Additionally, pre-optimization requires companies to track their inventory and drops and remnants. But the work to track and store these materials adds significant time, cost and confusion to the operator’s day. Ultimately, pre-optimization systems do increase yield, but they simultaneously increase labor costs.
Conversely, optimization eliminates the need to track remnants and raw materials and reduces the heavy costs associated with pre-optimization. Optimization also opens up the ability to cut around defects in the raw material (forklift stabs, discoloration, mars, knots, etc.) and scan raw material lengths to maximize yield right at the machine. In turn, when you use an automated cutting and material positioning system, like an optimizing saw with nesting software available at the machine, you can expect better yield, lower labor and rework costs.
That’s a whole lot of capability available at the operator’s fingertips.

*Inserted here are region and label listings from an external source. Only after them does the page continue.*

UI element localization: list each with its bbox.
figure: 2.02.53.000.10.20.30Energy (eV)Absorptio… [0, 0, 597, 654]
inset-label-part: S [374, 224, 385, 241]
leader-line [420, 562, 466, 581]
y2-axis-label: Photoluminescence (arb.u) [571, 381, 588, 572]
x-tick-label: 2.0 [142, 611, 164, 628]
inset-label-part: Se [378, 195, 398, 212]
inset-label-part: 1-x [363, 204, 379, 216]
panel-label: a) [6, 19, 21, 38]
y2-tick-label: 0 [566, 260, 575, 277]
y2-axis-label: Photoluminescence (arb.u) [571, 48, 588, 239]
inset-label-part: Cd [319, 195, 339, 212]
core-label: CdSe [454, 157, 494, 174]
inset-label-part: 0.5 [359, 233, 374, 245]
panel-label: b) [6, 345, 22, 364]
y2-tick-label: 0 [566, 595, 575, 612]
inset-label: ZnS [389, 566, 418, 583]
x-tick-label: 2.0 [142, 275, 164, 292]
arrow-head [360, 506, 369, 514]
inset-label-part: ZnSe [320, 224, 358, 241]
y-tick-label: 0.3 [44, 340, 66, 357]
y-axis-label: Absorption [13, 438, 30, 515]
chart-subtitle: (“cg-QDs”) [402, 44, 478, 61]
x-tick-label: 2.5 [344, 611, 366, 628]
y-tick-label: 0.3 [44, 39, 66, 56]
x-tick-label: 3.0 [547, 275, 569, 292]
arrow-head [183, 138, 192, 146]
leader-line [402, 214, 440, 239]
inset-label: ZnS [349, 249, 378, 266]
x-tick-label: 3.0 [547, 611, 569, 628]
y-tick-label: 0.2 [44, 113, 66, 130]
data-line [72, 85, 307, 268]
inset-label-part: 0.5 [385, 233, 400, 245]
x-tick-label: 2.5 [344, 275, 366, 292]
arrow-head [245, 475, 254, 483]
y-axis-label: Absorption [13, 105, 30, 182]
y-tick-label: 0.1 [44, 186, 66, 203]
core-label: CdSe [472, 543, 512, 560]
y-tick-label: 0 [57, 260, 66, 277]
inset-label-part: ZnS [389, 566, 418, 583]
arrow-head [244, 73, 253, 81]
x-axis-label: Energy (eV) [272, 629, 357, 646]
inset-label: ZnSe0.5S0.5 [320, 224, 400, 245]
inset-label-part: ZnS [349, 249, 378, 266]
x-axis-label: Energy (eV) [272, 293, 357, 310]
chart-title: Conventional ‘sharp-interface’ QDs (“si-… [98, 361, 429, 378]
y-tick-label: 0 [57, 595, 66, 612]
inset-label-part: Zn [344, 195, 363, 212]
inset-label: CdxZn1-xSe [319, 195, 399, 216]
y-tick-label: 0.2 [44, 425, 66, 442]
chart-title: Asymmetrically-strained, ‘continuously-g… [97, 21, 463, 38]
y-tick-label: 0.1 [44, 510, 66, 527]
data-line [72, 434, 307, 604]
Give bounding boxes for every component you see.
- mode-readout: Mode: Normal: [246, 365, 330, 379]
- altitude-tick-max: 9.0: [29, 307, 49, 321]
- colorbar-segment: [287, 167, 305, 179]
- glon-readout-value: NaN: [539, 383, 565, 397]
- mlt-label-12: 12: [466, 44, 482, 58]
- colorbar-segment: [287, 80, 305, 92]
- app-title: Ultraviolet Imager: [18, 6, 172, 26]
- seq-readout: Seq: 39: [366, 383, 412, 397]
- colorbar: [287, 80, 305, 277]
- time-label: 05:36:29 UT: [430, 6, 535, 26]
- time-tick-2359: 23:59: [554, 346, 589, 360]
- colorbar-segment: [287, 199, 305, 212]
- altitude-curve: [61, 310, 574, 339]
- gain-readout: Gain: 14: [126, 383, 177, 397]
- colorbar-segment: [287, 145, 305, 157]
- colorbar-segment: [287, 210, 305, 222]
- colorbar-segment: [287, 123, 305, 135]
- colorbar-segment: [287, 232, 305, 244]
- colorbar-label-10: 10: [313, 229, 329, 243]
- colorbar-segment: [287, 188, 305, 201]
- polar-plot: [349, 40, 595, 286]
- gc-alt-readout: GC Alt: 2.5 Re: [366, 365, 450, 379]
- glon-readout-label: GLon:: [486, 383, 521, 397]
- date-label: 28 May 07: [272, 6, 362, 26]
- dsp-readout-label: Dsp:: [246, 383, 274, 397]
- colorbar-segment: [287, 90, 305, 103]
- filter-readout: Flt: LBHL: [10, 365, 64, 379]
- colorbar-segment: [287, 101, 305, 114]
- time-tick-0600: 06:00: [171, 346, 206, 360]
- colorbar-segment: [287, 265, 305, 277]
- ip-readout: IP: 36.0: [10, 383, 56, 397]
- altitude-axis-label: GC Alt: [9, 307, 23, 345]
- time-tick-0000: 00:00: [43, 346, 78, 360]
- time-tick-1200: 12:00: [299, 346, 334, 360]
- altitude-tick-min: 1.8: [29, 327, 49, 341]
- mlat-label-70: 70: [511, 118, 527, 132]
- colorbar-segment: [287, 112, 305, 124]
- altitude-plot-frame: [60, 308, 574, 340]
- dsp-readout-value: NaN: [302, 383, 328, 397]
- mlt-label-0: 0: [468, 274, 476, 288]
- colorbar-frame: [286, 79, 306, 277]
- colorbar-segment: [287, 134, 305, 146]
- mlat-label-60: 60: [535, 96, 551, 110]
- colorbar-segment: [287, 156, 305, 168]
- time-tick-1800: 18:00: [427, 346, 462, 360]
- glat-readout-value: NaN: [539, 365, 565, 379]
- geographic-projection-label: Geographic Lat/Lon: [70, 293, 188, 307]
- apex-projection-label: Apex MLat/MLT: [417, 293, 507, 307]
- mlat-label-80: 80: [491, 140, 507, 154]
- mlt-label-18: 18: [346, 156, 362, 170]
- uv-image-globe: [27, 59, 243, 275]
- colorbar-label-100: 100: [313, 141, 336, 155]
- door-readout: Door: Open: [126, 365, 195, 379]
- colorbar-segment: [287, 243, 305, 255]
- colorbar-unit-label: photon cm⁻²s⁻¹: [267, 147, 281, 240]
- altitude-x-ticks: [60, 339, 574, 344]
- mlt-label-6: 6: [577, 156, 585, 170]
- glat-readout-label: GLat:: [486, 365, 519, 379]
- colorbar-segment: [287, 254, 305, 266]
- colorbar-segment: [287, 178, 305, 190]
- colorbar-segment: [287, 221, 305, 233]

All the operator needs to do is remember “worst first.”
Taking all of that into consideration, the bottom line comes down to introducing your worst parts first, that is, using the drops remnants, and defective materials, at the beginning of the cut list. Doing so will eliminate the need for your engineering department to do pre-optimization because it’s done at the saw without any added labor. It will also eliminate bottlenecks. If there’s an issue in the field or a shortage of material, the operator can quickly solve it at the machine without the entire manufacturing process coming to a halt down the line.